If something’s first, the best or one of, it spreads everywhere, and a handful of families end up controlling a sector of the economy, even tho they may only be a little better at what they do.
And they just get better and better at what they do, buying up the competition and hiring more and more people who’re good at what they do.
It’ll be next to impossible to meaningfully compete with them.
It’s a casino economy, winner takes all, losers get nothing or scraps.
Even some libertarians argue intellectual property is a violation of our rights.
Some individualists argue property that’s never been or couldn’t possibly be routinely physically occupied or used by the owner should be considered abandoned, up for grabs, even if they pay taxes on it.
Now, we don’t have to take it that far, but in exchange for permitting the existence of intellectual property, a social construct, a coercive monopolization (copying what people do is not a forceful, fraudulent or violent act), the property should partly belong to us all i.e. social corporatism.
Bill Gates may be superior to the vast majority of workers, but is he really millions of times superior?
Is he God?
No, but he’s millions of times wealthier, so wealth is not necessarily an accurate representation of value.
I’m not claiming all individuals are equal, I’m not saying all classes are equal.
It’s impossible for anyone or anything to be equal.

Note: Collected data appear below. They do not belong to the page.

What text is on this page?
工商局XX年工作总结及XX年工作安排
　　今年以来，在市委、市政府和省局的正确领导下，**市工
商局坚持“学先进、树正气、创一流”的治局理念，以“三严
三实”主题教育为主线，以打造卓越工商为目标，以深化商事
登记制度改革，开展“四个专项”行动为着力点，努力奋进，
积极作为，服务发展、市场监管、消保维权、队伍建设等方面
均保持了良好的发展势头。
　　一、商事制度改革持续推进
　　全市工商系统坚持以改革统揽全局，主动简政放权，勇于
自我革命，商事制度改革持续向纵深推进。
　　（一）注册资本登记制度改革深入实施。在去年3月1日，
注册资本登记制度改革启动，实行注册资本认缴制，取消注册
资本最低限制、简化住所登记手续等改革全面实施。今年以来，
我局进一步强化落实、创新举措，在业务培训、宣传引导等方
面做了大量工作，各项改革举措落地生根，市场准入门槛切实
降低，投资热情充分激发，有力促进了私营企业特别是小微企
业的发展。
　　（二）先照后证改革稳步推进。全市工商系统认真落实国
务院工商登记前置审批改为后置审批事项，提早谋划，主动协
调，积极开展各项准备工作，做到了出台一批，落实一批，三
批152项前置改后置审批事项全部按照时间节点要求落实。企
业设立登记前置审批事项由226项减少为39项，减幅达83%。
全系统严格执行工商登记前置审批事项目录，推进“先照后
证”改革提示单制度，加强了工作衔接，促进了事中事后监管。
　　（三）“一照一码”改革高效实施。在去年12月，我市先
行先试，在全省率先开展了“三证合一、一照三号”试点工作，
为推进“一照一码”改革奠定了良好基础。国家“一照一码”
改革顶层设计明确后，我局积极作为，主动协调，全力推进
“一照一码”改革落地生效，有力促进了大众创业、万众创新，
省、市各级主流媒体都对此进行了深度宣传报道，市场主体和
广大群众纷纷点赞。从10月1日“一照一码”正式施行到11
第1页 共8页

The working class are more beneficially productive than the underclass, the lower middle class, when taken as a whole, are probably more beneficially productive than the working class, the middle class more than the lower middle and so on, but once you become upper class, the richest 1%, or the overclass, the richest 1 10th of 1%, arguably things tend to get screwy, and wealth is no longer a reliable measure of a person’s value.